Regarde l’évolution : c’est dans les années 1990, avec le documentaire, que « dispositif » est devenu un autre mot pour dire mise en scène. Il fallait trouver des solutions de cinéma qui ne soient plus tributaires du langage classique, de la scénographie. Mise en scène du réel, dialectique entre saisie du réel et volonté narrative… c’était ce qui permettait de tisser une histoire dans les filets du cinéma direct. Aujourd’hui cette foutue notion de dispositif a emmené l’écriture docu…
– … vers les rives de l’installation, des arts plastiques et patati !…
– Martine !, fronça Franck énervé. Eh oui, terminé : le dispositif comme système persiste, mais seul. Tout schéma se suffit, une image c’est déjà du texte : voici venu le règne du tout plastique !
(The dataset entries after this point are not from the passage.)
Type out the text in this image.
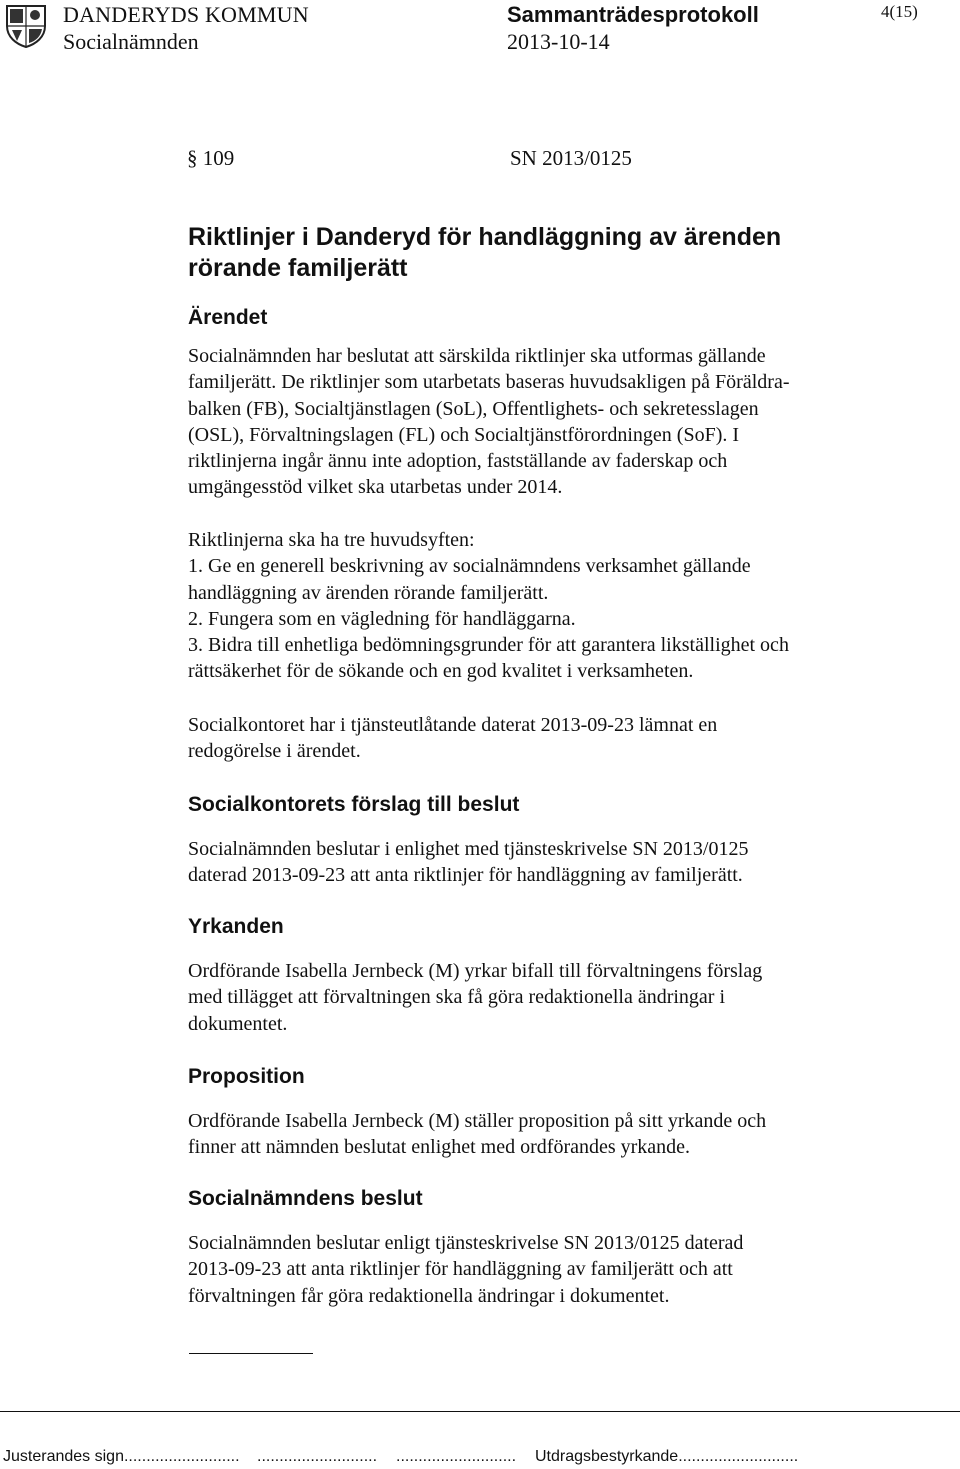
DANDERYDS KOMMUN	Sammanträdesprotokoll	4(15)
Socialnämnden	2013-10-14
§ 109	SN 2013/0125
Riktlinjer i Danderyd för handläggning av ärenden
rörande familjerätt
Ärendet
Socialnämnden har beslutat att särskilda riktlinjer ska utformas gällande
familjerätt. De riktlinjer som utarbetats baseras huvudsakligen på Föräldra-
balken (FB), Socialtjänstlagen (SoL), Offentlighets- och sekretesslagen
(OSL), Förvaltningslagen (FL) och Socialtjänstförordningen (SoF). I
riktlinjerna ingår ännu inte adoption, fastställande av faderskap och
umgängesstöd vilket ska utarbetas under 2014.
Riktlinjerna ska ha tre huvudsyften:
1. Ge en generell beskrivning av socialnämndens verksamhet gällande
handläggning av ärenden rörande familjerätt.
2. Fungera som en vägledning för handläggarna.
3. Bidra till enhetliga bedömningsgrunder för att garantera likställighet och
rättsäkerhet för de sökande och en god kvalitet i verksamheten.
Socialkontoret har i tjänsteutlåtande daterat 2013-09-23 lämnat en
redogörelse i ärendet.
Socialkontorets förslag till beslut
Socialnämnden beslutar i enlighet med tjänsteskrivelse SN 2013/0125
daterad 2013-09-23 att anta riktlinjer för handläggning av familjerätt.
Yrkanden
Ordförande Isabella Jernbeck (M) yrkar bifall till förvaltningens förslag
med tillägget att förvaltningen ska få göra redaktionella ändringar i
dokumentet.
Proposition
Ordförande Isabella Jernbeck (M) ställer proposition på sitt yrkande och
finner att nämnden beslutat enlighet med ordförandes yrkande.
Socialnämndens beslut
Socialnämnden beslutar enligt tjänsteskrivelse SN 2013/0125 daterad
2013-09-23 att anta riktlinjer för handläggning av familjerätt och att
förvaltningen får göra redaktionella ändringar i dokumentet.
Justerandes sign.......................... ........................... ........................... Utdragsbestyrkande...........................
– Mais Dieu merci. Quand tu vois l’état super dépressif de la fiction ici, en France… C’est bien par sa capacité à être traversé par ces enjeux-là que le documentaire reste un genre plutôt vivant. Sinon bonjour la tristesse. Les enfants de Pialat se sont auto-détruits. Il reste ceux de Godard : Sornargaa et Des Pallières. Et ceux de Bresson : Green et Brisseau. Ça fait pas les doigts d’une main.
– Ouais enfin le fantasme du docu comme laboratoire de formes, il a vécu aussi.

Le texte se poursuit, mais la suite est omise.